Je ne m’attendais plus à cette question. Elle me ramène brutalement à la réalité et, dans la seconde, je prends sur la tête un grand coup de fatigue, presque de désespoir. La détente que je m’étais autorisée avec Tom, cette conversation à sens unique où je n’avais rien d’autre à dire que des Ah oui ? et des Vraiment ?, cette parenthèse où je n’avais rien à craindre ni rien à cacher, tout cela avait fait tomber mes défenses.
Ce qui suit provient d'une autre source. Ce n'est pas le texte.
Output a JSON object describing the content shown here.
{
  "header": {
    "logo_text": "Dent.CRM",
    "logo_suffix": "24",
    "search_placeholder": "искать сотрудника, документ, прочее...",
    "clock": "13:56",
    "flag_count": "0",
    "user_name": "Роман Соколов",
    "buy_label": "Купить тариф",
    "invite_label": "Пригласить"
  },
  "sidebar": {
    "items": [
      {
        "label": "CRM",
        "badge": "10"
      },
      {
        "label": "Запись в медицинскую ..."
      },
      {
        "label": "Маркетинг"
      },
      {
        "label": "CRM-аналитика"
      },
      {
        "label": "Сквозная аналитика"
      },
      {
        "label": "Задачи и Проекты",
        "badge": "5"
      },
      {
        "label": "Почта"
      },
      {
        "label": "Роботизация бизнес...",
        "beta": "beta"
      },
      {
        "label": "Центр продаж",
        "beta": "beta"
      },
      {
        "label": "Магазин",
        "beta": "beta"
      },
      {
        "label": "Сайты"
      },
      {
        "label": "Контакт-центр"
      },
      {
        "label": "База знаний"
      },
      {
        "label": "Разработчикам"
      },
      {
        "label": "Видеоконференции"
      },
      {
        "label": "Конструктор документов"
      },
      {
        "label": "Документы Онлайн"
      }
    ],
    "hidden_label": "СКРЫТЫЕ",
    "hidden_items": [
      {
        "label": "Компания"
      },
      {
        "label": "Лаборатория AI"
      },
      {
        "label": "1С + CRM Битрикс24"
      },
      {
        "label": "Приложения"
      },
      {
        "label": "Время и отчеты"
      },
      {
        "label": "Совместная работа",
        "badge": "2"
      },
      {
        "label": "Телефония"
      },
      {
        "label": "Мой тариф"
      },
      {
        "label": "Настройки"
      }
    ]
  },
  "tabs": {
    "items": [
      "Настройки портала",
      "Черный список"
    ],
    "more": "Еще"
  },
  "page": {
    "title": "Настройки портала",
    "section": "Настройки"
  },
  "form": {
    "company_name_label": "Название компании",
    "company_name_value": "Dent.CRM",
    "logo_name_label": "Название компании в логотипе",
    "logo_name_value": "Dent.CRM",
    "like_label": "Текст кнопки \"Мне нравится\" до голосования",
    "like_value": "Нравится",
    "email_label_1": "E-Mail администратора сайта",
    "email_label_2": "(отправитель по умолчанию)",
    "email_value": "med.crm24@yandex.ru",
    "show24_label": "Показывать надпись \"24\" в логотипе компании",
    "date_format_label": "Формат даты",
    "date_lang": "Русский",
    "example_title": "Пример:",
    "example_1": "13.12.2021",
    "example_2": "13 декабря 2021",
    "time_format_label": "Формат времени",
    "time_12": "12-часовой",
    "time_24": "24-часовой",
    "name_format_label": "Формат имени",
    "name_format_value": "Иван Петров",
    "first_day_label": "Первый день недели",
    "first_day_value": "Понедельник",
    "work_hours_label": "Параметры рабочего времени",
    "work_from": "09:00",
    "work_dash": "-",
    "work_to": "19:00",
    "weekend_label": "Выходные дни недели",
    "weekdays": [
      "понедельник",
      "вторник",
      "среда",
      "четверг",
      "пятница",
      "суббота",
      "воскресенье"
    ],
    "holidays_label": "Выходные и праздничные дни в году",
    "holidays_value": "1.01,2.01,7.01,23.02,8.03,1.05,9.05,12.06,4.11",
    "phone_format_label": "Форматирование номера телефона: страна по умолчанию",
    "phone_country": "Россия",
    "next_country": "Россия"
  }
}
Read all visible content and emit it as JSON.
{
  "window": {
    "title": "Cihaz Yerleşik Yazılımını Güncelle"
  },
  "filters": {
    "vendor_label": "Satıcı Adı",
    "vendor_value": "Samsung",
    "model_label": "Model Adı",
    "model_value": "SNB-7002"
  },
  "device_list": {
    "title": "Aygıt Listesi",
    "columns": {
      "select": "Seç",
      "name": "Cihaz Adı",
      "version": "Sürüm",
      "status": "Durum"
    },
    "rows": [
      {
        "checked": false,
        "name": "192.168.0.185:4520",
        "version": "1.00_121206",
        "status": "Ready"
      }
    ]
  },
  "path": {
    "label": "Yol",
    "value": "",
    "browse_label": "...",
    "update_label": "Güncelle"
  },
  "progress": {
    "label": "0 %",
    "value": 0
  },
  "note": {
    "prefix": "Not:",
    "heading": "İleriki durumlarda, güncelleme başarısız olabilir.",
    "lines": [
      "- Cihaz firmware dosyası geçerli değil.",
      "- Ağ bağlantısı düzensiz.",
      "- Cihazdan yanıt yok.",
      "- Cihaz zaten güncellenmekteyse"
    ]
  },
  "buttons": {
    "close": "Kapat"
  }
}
Un bref instant, j’ai été tenté d’ouvrir les vannes, de lui dire la vérité : « Voilà, je suis un étudiant français en voyage aux USA et j’ai des problèmes avec la police. Hier soir… » Ce serait tellement moins fatiguant. Alors : « Voilà, Tom. Je suis un étudiant français en voyage aux USA… Tout allait bien jusqu’à hier soir à Santa Monica, et puis… » Et puis, non. Je n’allais pas lui dire ça. C’était trop dangereux. Je ne le connaissais pas, Tom. Il pourrait ne pas vouloir être mêlé à quoi que ce soit et me planter là, dans ce diner. Il pourrait même appeler la police. Je ne sais pas pourquoi il ferait ça, mais il pourrait. Je ne pouvais pas risquer ça. Et puis, j’avais encore besoin de lui. J’avais pressenti qu’il pourrait bien m’inviter à dormir chez lui. Ce serait toujours ça de gagné. Parce que je n’avais toujours que vingt dollars en poche, moi, et un sacré parcours à faire ! Je le savais parce que tout à l’heure, dans sa voiture, j’avais déplié une carte de la côte Ouest. Dans un coin, il y avait un tableau des distances : Bakersfield-Seattle : 1059 miles ! Seattle- Vancouver : 155 miles ! 1200 miles au total, près de 2000 kilomètres en tout. Ce n’est pas le moment de me faire lâcher dans ce diner perdu.